Personal information
- Full name: Layla Marie Drury
- Date of birth: 12 June 2009 (age 17)
- Place of birth: Wrexham, Wales
- Height: 1.83 m (6 ft 0 in)
- Position: Forward

Team information
- Current team: Manchester United
- Number: 27

Youth career
- FAW North Academy
- 2024–: Manchester United

Senior career*
- Years: Team / Apps / (Gls)
- 2025–: Manchester United / 5 / (0)

International career^{‡}
- 2023–2024: Wales U15
- 2024–2025: Wales U17 / 11 / (4)
- 2026–: England U20 / 2 / (0)
- 2026–: England U19 / 2 / (1)

= Layla Drury =

English footballer (born 2009)

Layla Marie Drury (born 12 June 2009) is a professional footballer who plays as a forward for Women's Super League club Manchester United. Born in Wales, she plays for the England under-20 national team.

In January 2026, she became the youngest player and goalscorer in Manchester United's history, surpassing records previously held by Lauren James.

==Early life==
Drury was born in Wrexham, Wales.

== Youth career ==
Drury joined the Manchester United academy in November 2024. After just over a year of training with the under-16 and under-21 squads, she was promoted to the senior team by head coach Marc Skinner in December 2025.

==Club career==

=== Manchester United, 2025– ===
Drury made her senior professional debut in a Women's FA Cup fourth round match against Burnley on 18 January 2026. Entering as a 66th-minute substitute, she scored the final goal in a 5–0 victory. At 16 years and 220 days old, she became the youngest player to represent Manchester United Women and the club's youngest-ever goalscorer across all senior competitive formats. She made her Women's Super League debut on 25 January 2026, in a 4–1 win against Aston Villa.

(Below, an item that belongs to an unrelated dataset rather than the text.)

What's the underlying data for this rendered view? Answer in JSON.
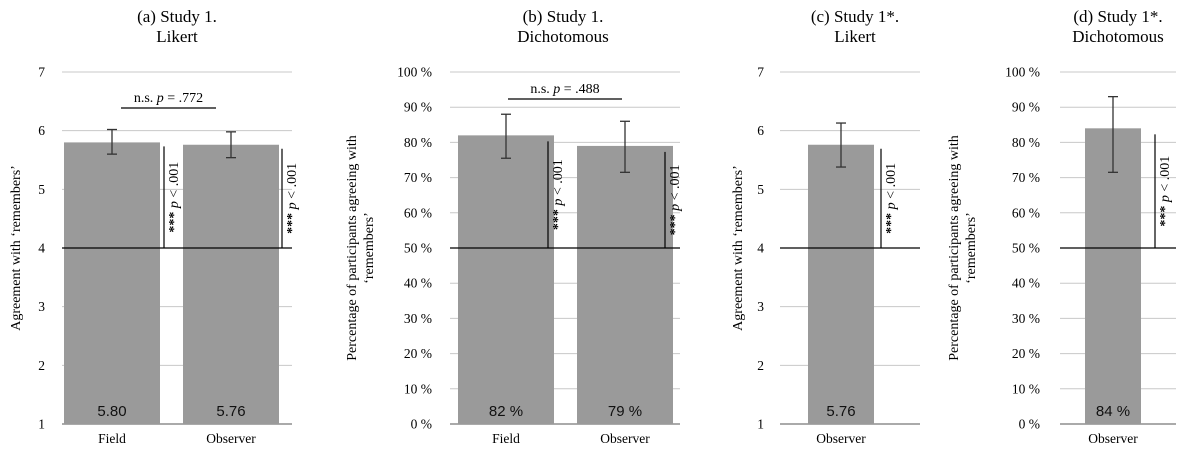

On 3 July 2026, Manchester United announced that Drury had signed her first professional contract with the side, keeping the forward at the club until 2029.

==International career==
Drury is a dual-national, eligible to represent both Wales and England. She began her international career with Wales and represented them up to under-17 level. She joined the Wales under-19 squad as a training player in October 2025.

On 18 February 2026, Drury was called up to the England under-20 squad for a series of international friendlies in Spain. On 19 February 2026, her request to switch allegiance to England was approved by FIFA. She made her debut on 28 February 2026 as a substitute in an international friendly against Spain in Alicante, and later made her first start in a win against the Netherlands. In April 2026, she was called up to England's under-19 squad for 2026 Under-19 Euro qualification matches.

==Style of play==
The tallest player in Manchester United Women's squad, head coach Marc Skinner has highlighted Drury's "speed of thought", "speed of movement" and "the way she invades [space]".